The normally held view is that the anchor is there largely to secure the end of the chain, the chain should have sufficient weight to create a significant drag to hold the boat and to form a spring (the effect of trying to lift the heavy chain off the bottom will hold the boat in a tide or current). In that case the chain appears too light w.r.t. the size of the anchor. Forces generated when the boat is static are quite low, in a river related to the drag in the current, in a seaway you must add the bucking of the boat in waves. You can probably get away with an anchor, a short length of chain to hold the stock of the anchor on the river bed, and plenty of rope, in a river; chain comes into its own in a seaway.

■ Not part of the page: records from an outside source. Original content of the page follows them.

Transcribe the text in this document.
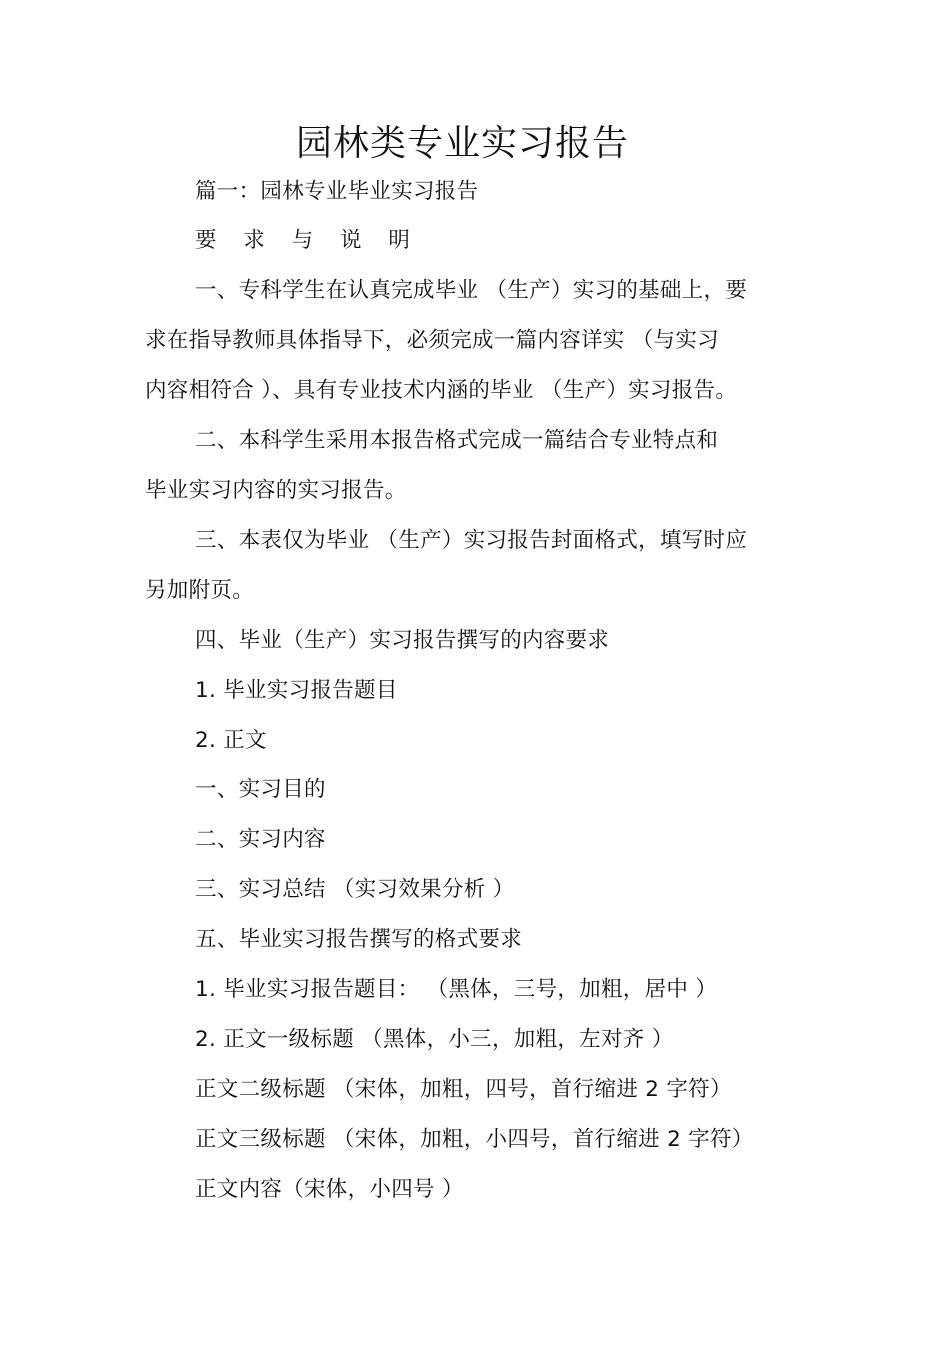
园林类专业实习报告
篇一：园林专业毕业实习报告
要 求 与 说 明
一、专科学生在认真完成毕业 （生产）实习的基础上，要
求在指导教师具体指导下，必须完成一篇内容详实 （与实习
内容相符合 ）、具有专业技术内涵的毕业 （生产）实习报告。
二、本科学生采用本报告格式完成一篇结合专业特点和
毕业实习内容的实习报告。
三、本表仅为毕业 （生产）实习报告封面格式，填写时应
另加附页。
四、毕业（生产）实习报告撰写的内容要求
1. 毕业实习报告题目
2. 正文
一、实习目的
二、实习内容
三、实习总结 （实习效果分析 ）
五、毕业实习报告撰写的格式要求
1. 毕业实习报告题目： （黑体，三号，加粗，居中 ）
2. 正文一级标题 （黑体，小三，加粗，左对齐 ）
正文二级标题 （宋体，加粗，四号，首行缩进 2 字符）
正文三级标题 （宋体，加粗，小四号，首行缩进 2 字符）
正文内容（宋体，小四号 ）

If you ever wish to use the anchor to serve as an emergency brake you will need really substantial fixings and much thicker rope. The snatch force, if the anchor bites on anything solid, slowing the boat from maybe 3 knots in a strong current will be related to the weight of the boat (obviously) and to the elasticity of the rope.
If the rope has zero elasticity the snatch force is, in theory, infinite. If the boat is decelerated over a reasonable distance the snatch force is WxD/g where W is the mass (weight) of the boat, D is the deceleration and g is the gravity constant (in the same units). For example if the boat is slowed at a deceleration of 32ft/sec/sec then D/g is 1 and the snatch force is perhaps 18tonnes. In the case of stopping the boat dead from 3 knots in 2 seconds the average snatch force will be about 1tonne, (actually increasing from zero to about 3 tonnes as the rope stretches and takes up the strain) and the distance travelled (stretch in the rope) will be about 4metres. So if you have 20metres of rope it needs to be able to stretch by 4 metres. This is 20%, about the limit for nylon or polyethylene rope. The rope thickness needs to be at least 14mm to withstand this breaking strain.